The first reading is telling us about the return of Saul to Jerusalem after he had met Jesus, who has blinded him and has conquered his heart. He has been baptised in Damascus by that community, and now he comes to meet as a Christian those Christians he used to persecute to death.

What could the young convert possibly expect by going to the apostles and the other believers! Maybe a hand? Instead He only found suspicion. Barnabas had to intervene, with all his authority of a wise and pius man: he had already met Him in Damascus and he had enjoyed his change of heart.

Once overcome this difficulty, in the Holy City Saul found a new challenge: the Jews, to whom he was able to announce his faith in the name of Jesus, were trying to kill him, so much so that the community of the new believers had to send him back to the city he was born in, Tarsus. So they ensured he was safe, and then they forgot all about him. He was able to experience in this way some serious pruning!

Through this experience of his, he understood the words Jesus had given to His disciples during the Last Supper. In that occasion the Lord had spoken about the Father by drawing a similarity between him and the farmer who approaches the vines with a pair of scissors and, without pity, he cuts the dry branches and he prunes them. The young Saul must have felt like a vine suffering hard the pruning!

The farmer knows that the fruit of the vine will be better and more flavoursome after this pruning, and so also the spiritual fruit of the believer’s life will be more useful for the Kingdom of God after they will have let themselves to be “worked on” by the Father.

Every believer experiences one or more pruning, which can happen through providential circumstances: sickness, events which prevent from achieving what they would like, from following their dream in the professional or family life, obstacles or delays of different nature. The believer knows that these tests, which make them suffer and train them to be patient, are known to the Father and are guided by His providential love which can see further ahead than our intelligence and our desire. In every case the believer, or, better, we, will try to remain in peace, untroubled and trusty. We know, as Saint Paul says, “that all things work together for good for those who love God” (ROM 8,28).
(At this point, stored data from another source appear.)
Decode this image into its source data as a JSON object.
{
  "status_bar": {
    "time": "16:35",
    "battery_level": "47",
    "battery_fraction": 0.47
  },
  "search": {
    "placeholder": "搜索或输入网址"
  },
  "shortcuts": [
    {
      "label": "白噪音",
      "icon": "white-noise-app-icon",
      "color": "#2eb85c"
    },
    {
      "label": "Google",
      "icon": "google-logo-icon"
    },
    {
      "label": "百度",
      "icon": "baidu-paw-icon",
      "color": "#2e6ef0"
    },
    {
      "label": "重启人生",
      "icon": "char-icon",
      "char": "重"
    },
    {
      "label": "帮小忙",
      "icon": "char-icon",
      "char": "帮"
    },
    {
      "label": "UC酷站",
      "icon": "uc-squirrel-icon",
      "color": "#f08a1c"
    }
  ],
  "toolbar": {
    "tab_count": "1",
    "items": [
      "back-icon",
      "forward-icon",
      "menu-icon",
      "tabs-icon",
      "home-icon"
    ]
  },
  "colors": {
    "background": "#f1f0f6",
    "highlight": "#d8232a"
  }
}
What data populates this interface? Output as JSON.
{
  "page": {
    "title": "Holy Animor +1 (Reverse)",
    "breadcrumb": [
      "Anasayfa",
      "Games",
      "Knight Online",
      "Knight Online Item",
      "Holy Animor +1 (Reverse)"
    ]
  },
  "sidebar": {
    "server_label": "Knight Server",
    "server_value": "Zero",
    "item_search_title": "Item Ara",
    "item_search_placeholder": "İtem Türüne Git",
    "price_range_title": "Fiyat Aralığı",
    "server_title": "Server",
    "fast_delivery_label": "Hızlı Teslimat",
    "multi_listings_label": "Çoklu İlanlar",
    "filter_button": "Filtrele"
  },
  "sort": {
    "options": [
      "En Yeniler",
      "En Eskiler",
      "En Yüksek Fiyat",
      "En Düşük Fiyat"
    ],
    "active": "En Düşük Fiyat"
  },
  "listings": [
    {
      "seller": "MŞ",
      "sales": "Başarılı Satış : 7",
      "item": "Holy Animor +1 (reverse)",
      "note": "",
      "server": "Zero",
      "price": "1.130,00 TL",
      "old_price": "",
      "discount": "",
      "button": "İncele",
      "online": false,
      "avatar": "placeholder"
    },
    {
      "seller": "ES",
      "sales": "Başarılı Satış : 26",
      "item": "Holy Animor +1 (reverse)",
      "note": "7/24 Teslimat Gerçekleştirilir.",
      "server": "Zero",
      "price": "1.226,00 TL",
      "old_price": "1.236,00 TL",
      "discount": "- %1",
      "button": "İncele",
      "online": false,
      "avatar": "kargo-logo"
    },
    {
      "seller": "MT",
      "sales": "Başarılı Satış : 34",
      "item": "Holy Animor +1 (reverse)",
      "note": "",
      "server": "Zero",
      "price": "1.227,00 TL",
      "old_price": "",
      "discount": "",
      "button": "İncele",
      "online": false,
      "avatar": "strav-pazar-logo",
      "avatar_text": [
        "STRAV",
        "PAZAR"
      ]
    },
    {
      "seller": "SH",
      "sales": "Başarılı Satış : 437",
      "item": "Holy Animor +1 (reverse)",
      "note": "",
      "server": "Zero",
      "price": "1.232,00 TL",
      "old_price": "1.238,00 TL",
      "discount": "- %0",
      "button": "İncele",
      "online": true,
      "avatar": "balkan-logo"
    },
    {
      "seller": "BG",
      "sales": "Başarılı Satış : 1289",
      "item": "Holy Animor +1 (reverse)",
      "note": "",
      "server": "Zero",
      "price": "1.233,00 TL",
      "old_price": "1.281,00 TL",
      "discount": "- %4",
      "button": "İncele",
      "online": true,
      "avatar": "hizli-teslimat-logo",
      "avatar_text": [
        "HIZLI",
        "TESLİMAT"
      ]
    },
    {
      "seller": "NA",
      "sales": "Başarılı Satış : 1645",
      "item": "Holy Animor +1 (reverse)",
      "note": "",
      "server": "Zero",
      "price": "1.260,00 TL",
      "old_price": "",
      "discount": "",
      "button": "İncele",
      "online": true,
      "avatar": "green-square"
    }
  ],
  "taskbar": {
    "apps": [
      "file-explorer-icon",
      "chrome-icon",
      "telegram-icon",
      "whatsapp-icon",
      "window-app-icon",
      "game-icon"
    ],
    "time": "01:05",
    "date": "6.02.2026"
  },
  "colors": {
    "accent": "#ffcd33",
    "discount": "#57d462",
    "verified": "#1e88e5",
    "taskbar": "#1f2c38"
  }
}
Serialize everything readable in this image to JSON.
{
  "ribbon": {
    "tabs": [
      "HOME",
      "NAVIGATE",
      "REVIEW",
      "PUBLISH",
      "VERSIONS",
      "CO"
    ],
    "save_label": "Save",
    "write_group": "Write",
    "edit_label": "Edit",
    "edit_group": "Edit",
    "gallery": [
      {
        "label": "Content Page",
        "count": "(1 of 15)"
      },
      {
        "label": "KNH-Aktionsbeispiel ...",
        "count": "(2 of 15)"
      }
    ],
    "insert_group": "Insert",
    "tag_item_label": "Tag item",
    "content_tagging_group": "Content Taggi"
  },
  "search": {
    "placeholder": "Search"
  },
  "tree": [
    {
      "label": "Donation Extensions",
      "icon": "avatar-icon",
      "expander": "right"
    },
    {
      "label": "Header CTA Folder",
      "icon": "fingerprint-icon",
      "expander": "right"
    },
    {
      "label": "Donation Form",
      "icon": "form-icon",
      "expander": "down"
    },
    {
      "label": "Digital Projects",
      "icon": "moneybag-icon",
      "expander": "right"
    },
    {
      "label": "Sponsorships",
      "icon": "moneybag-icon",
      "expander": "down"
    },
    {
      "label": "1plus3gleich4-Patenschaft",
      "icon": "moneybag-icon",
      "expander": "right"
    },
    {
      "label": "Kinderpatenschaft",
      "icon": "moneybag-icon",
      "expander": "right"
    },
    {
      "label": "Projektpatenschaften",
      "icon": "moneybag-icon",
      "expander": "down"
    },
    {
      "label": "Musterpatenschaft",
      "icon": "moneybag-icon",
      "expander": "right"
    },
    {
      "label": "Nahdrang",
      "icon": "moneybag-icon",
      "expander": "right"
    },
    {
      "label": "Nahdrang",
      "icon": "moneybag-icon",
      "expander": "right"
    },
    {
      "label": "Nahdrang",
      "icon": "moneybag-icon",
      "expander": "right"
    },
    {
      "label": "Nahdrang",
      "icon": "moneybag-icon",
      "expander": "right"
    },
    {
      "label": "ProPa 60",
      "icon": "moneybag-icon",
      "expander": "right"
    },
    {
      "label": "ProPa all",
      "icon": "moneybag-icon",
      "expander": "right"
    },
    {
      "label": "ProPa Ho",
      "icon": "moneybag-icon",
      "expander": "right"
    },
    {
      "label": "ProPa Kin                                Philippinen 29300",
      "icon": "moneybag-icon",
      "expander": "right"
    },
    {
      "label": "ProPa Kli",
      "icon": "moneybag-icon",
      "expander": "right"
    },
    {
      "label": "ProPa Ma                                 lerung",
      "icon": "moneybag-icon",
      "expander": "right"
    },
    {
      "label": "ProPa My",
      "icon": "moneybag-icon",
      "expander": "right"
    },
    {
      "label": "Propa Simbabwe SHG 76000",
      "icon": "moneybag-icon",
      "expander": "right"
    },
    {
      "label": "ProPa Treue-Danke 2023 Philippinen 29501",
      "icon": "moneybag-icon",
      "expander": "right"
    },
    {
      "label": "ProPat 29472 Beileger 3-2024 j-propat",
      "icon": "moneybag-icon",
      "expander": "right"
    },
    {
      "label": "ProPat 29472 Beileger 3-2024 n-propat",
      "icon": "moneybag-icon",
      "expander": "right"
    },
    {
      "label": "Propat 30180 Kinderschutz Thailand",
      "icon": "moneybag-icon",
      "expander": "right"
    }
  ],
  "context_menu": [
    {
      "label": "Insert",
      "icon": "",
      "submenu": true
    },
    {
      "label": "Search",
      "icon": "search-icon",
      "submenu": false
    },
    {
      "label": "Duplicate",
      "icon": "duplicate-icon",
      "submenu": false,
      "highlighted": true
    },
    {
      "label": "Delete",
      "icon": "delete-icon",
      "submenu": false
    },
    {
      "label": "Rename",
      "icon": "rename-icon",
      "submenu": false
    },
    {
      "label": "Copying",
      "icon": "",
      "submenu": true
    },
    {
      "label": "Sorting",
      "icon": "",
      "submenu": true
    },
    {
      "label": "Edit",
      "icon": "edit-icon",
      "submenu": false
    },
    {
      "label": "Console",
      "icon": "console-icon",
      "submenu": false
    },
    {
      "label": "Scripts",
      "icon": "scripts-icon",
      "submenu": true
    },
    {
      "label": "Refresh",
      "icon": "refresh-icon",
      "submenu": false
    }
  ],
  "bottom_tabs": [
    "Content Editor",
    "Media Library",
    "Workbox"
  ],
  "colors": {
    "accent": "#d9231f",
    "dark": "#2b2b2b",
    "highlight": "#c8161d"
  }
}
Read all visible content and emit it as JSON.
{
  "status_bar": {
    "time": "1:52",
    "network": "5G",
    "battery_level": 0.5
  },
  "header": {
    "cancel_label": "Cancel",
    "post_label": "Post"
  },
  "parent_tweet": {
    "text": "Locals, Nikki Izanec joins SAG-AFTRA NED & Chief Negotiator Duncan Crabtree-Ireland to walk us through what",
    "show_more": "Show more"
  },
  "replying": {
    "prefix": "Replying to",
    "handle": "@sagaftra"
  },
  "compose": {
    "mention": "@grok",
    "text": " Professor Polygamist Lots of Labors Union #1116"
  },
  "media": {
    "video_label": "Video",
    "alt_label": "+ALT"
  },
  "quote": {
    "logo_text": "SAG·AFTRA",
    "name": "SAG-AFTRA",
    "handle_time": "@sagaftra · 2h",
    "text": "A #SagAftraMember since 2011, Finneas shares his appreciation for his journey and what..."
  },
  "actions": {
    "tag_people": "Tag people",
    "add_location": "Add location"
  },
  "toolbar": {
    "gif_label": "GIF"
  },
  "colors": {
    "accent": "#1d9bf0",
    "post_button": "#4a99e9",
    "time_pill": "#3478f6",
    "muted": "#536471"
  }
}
We remain united to the Son of God, to Jesus, tightly hanging onto Him, who has carried a cross that, instead of preventing Him from saving us, has allowed Him to fully obtain salvation for all men. United to Him, even in the suffering caused by the nuisances and the heaviest prunings, our life will bear fruit, a ripe fruit, pleasing to God and useful for men. They who remain united to Jesus, despite the fact that sometimes they might not achieve anything appreciated by the world, their presence, mysteriously, will be of great use for many.

The apostle who felt especially loved by Jesus, John, is inviting us to cultivate one of the fruit which cannot be lacking in those who are united to the Lord: love. Love needs to be lived with all our strength, in words and in actions. And the actions which stem from love are reassuring us they are truthful, they are proof we are in God and God is in us. Today then the Lord is illuminating our path: the tests and the crosses are not and we cannot consider penances, but signs of the Father’s love, who is shaping us so we too become able to love like He does! We will experience then that, after being united to Jesus in dying on the cross, we will be united to Him also in the joy of resurrection.